Maximum Score from Removing Substrings

Problem Statement

Given a string and two hardcoded substrings of size two (ab and ba)
Scores: ab = 4, ba = 5
Remove substrings to maximize the total score
Return only the score, not the modified string

Solutions Overview

Linear Time and Space Solution (Main focus)
Optimized Space Complexity (Brief discussion)

Key Observations

Both substrings ab and ba are of size two.
Removing a pair can introduce new pairs.
Problem has a greedy nature: prioritize removing higher-scoring pairs.

Detailed Solution: Linear Time and Space

Phase 1: Removing Pairs with Higher Scores

Iterate through the string with a stack.
Track pairs and remove them while keeping track of their corresponding scores.
Ensure stack-based approach to efficiently remove pairs.

Stack Data Structure

Use a stack to keep track of characters while iterating.
Pop from the stack when there’s a match (i.e., form a pair).
Add to the stack when no pair is formed.
Update the score accordingly.

Phase 2: Removing Remaining Pairs

Second pass through the updated string to remove the other type of substrings.
Ensure no pairs from the first type resurface.

Proof by Contradiction

Ensures that after the first phase, no previous type pairs (ab) will exist to conflict during the second phase.
Use logic checks to confirm that all pairs are managed correctly so that no additional pairs are introduced erroneously.

Implementation Steps

Helper Function: remove_pairs
- Takes in the string, pair type, and score.
- Uses a stack to manage additions and removals of characters.
- Updates the input string and score tally.
Main Function
- Initialize result to zero.
- Use remove_pairs twice: first for the higher score pair, then the other.
- Return the total score.

Python Code Example

class Solution:
    def maximumGain(self, s: str, x: int, y: int) -> int:
        def remove_pairs(s, pair, score):
            stack = []
            total_score = 0
            for char in s:
                if stack and stack[-1] == pair[0] and char == pair[1]:
                    stack.pop()
                    total_score += score
                else:
                    stack.append(char)
            return ''.join(stack), total_score

        first_pair, second_pair = ('ab', 'ba') if x > y else ('ba', 'ab')
        first_score, second_score = (x, y) if x > y else (y, x)
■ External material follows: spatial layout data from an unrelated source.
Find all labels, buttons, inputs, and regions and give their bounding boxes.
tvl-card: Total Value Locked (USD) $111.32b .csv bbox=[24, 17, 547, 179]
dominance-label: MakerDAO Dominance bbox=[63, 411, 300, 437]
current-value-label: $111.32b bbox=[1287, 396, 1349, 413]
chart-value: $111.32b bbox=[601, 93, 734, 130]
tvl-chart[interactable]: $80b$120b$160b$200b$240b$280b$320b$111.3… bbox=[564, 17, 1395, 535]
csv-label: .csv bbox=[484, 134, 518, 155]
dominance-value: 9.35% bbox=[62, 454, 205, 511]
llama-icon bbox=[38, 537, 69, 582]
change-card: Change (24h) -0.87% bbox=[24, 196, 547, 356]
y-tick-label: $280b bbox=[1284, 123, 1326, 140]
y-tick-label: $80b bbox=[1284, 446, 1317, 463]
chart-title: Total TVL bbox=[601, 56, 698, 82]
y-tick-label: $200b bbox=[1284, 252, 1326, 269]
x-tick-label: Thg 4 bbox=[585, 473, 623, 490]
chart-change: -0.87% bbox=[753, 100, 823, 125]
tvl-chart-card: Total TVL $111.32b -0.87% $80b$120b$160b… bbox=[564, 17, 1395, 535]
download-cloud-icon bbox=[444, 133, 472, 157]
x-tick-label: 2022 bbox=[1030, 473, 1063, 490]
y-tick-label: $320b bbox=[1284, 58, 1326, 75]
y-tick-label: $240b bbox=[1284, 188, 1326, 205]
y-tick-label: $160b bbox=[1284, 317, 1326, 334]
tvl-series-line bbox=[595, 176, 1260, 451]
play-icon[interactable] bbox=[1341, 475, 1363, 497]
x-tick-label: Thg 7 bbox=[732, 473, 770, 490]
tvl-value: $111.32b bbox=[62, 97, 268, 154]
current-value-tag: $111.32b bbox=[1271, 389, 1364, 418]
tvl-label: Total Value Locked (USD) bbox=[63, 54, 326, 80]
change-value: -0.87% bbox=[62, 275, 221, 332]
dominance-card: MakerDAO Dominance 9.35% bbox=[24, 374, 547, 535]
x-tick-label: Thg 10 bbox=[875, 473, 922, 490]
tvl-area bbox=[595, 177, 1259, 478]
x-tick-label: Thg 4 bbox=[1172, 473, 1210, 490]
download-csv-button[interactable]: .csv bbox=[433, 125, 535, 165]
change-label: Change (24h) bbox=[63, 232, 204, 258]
        s, first_total = remove_pairs(s, first_pair, first_score)
        s, second_total = remove_pairs(s, second_pair, second_score)

        return first_total + second_total

Function remove_pairs: Removes pair from the string and returns the modified string and total score.
Main function uses remove_pairs for both pairs based on their scores.

Conceptual Discussion: Constant Space Solution

Hypothetical Implementation: If the input was an array instead of a string.
Technique: Use two pointers to shift elements in place and remove pairs.
Managing Spaces: Overwrite elements directly in the array to avoid extra space usage.

Summary

Efficient linear solution using stack-based approach.
Greedy methodology to maximize score by removing higher-scoring pairs first.
Proof by contradiction ensures correctness of the strategy.